Counterfeit products run rampant in almost all categories of commerce. Clothing, electronics, you name it and it’s guaranteed that someone is selling a fake version of it. Whether it’s straight-up counterfeiting or the unauthorized use of intellectual property and patents, people will go to great lengths to make a buck off of the unsuspecting or uneducated.
This also holds true for vaporizers, apparently, with Grenco Science, creator of the G Pen and other devices, being one of the latest victims of mass counterfeit products being sold under the guise of their brand. While counterfeit products are bad for any brand, when it comes to something like vaporizers, the cheap products used in the counterfeits can put a huge dent into the validity and public perception of the real company.

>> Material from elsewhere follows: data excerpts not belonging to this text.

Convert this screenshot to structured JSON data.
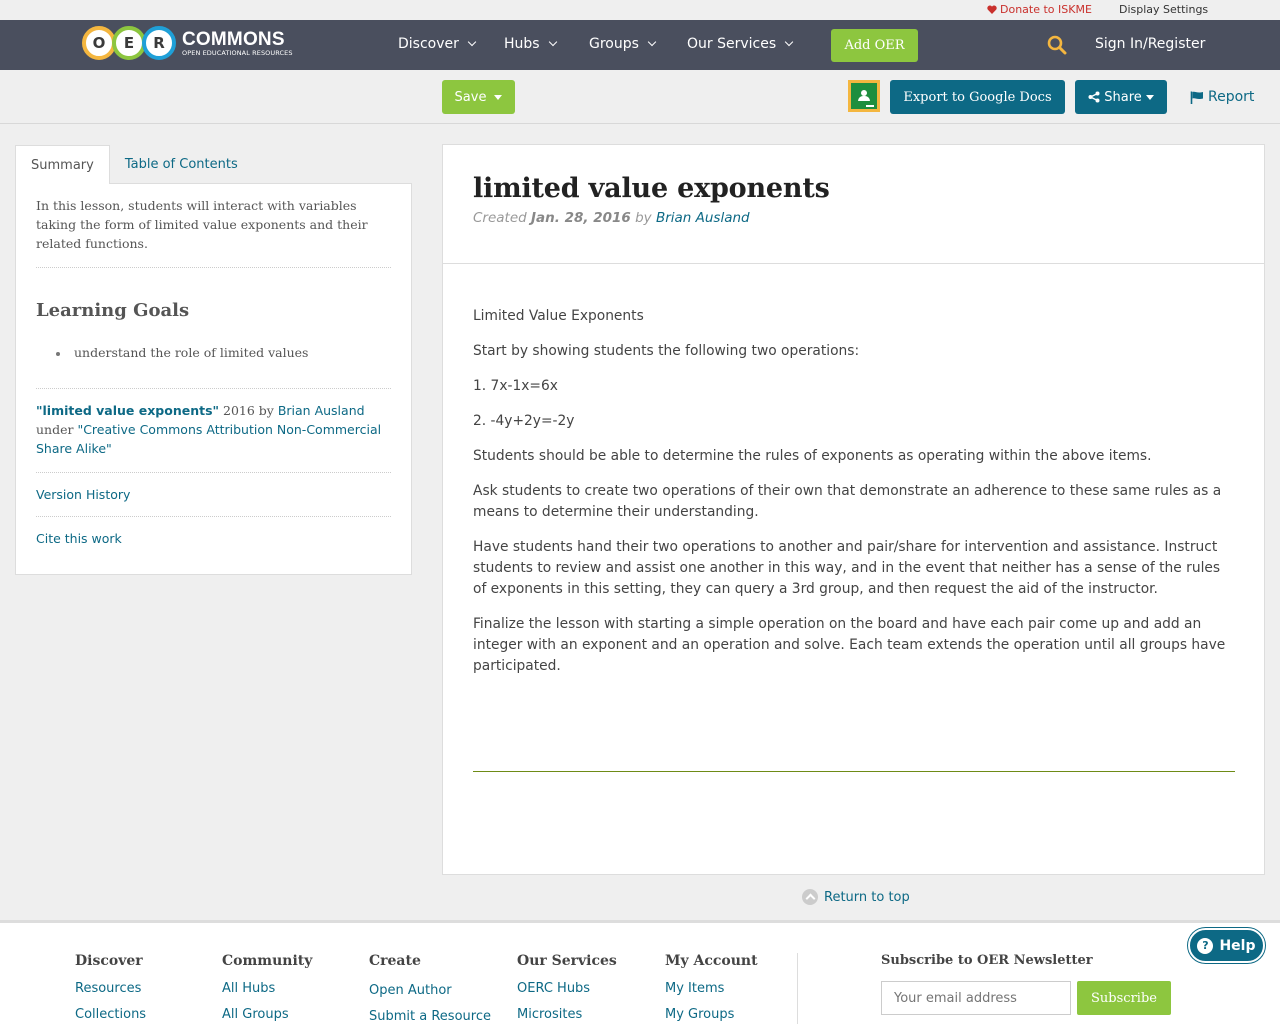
{
  "util": {
    "donate": "Donate to ISKME",
    "display_settings": "Display Settings"
  },
  "logo": {
    "letters": [
      "O",
      "E",
      "R"
    ],
    "brand": "COMMONS",
    "tagline": "OPEN EDUCATIONAL RESOURCES"
  },
  "nav": {
    "items": [
      {
        "label": "Discover"
      },
      {
        "label": "Hubs"
      },
      {
        "label": "Groups"
      },
      {
        "label": "Our Services"
      }
    ],
    "add_oer": "Add OER",
    "signin": "Sign In/Register"
  },
  "actions": {
    "save": "Save",
    "export": "Export to Google Docs",
    "share": "Share",
    "report": "Report"
  },
  "sidebar": {
    "tabs": [
      "Summary",
      "Table of Contents"
    ],
    "summary": "In this lesson, students will interact with variables taking the form of limited value exponents and their related functions.",
    "goals_title": "Learning Goals",
    "goals": [
      "understand the role of limited values"
    ],
    "attribution": {
      "title": "\"limited value exponents\"",
      "year": " 2016 by ",
      "author": "Brian Ausland",
      "under": "under ",
      "license": "\"Creative Commons Attribution Non-Commercial Share Alike\""
    },
    "version_history": "Version History",
    "cite": "Cite this work"
  },
  "main": {
    "title": "limited value exponents",
    "created_label": "Created ",
    "date": "Jan. 28, 2016",
    "by": " by ",
    "author": "Brian Ausland",
    "paragraphs": [
      "Limited Value Exponents",
      "Start by showing students the following two operations:",
      "1. 7x-1x=6x",
      "2. -4y+2y=-2y",
      "Students should be able to determine the rules of exponents as operating within the above items.",
      "Ask students to create two operations of their own that demonstrate an adherence to these same rules as a means to determine their understanding.",
      "Have students hand their two operations to another and pair/share for intervention and assistance. Instruct students to review and assist one another in this way, and in the event that neither has a sense of the rules of exponents in this setting, they can query a 3rd group, and then request the aid of the instructor.",
      "Finalize the lesson with starting a simple operation on the board and have each pair come up and add an integer with an exponent and an operation and solve. Each team extends the operation until all groups have participated."
    ]
  },
  "return_top": "Return to top",
  "footer": {
    "columns": [
      {
        "title": "Discover",
        "links": [
          "Resources",
          "Collections"
        ]
      },
      {
        "title": "Community",
        "links": [
          "All Hubs",
          "All Groups"
        ]
      },
      {
        "title": "Create",
        "links": [
          "Open Author",
          "Submit a Resource"
        ]
      },
      {
        "title": "Our Services",
        "links": [
          "OERC Hubs",
          "Microsites"
        ]
      },
      {
        "title": "My Account",
        "links": [
          "My Items",
          "My Groups"
        ]
      }
    ],
    "newsletter_title": "Subscribe to OER Newsletter",
    "email_placeholder": "Your email address",
    "subscribe": "Subscribe"
  },
  "help": "Help",
  "colors": {
    "nav_bg": "#4a4f5e",
    "accent_green": "#8dc63f",
    "accent_teal": "#0d6985",
    "donate_red": "#c9302c"
  }
}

Many of these counterfeit vaporizers use cheap, poorly manufactured batteries. Not only will these batteries not last long and are prone to not working in the first place, but it opens up the possibility of danger to the user that comes with cheap batteries. It’s just bad news all around, to be honest.
For American manufacturers, these counterfeit products can be difficult to deal with. Many of these counterfeiters are also extremely versed in search engine optimization manipulation (say the three times fast), and by using frowned upon tactics, rank their personal (and fake) sites rank high in searches, leading unsuspecting buyers to the wrong site to purchase a fake product.
Often, the knockoffs are coming from overseas, where it can be difficult to receive any kind of justice in dealing with these companies and groups that are making, and selling, the products. They have on their side lax laws and operate through multiple levels of fake names and businesses, making it difficult to get to the bottom of the issue.
It can be assumed that LA-based company Grenco was targeted due to the high popularity of its products, as well as recognizable trademarks and collaborations with names like Snoop Dogg and Taylor Gang. A Federal Judge in Illinois is responsible for the ruling and is charging 65 different online retailers with damages totaling $47 million.
“This win represents the first of many in a continued effort against counterfeiters unlawfully infringing upon our intellectual property. And while we’re thrilled with this initial outcome, let this serve as notice that we’re only getting started,” stated Chief Operating Officer Anthony Marino when asked for comment.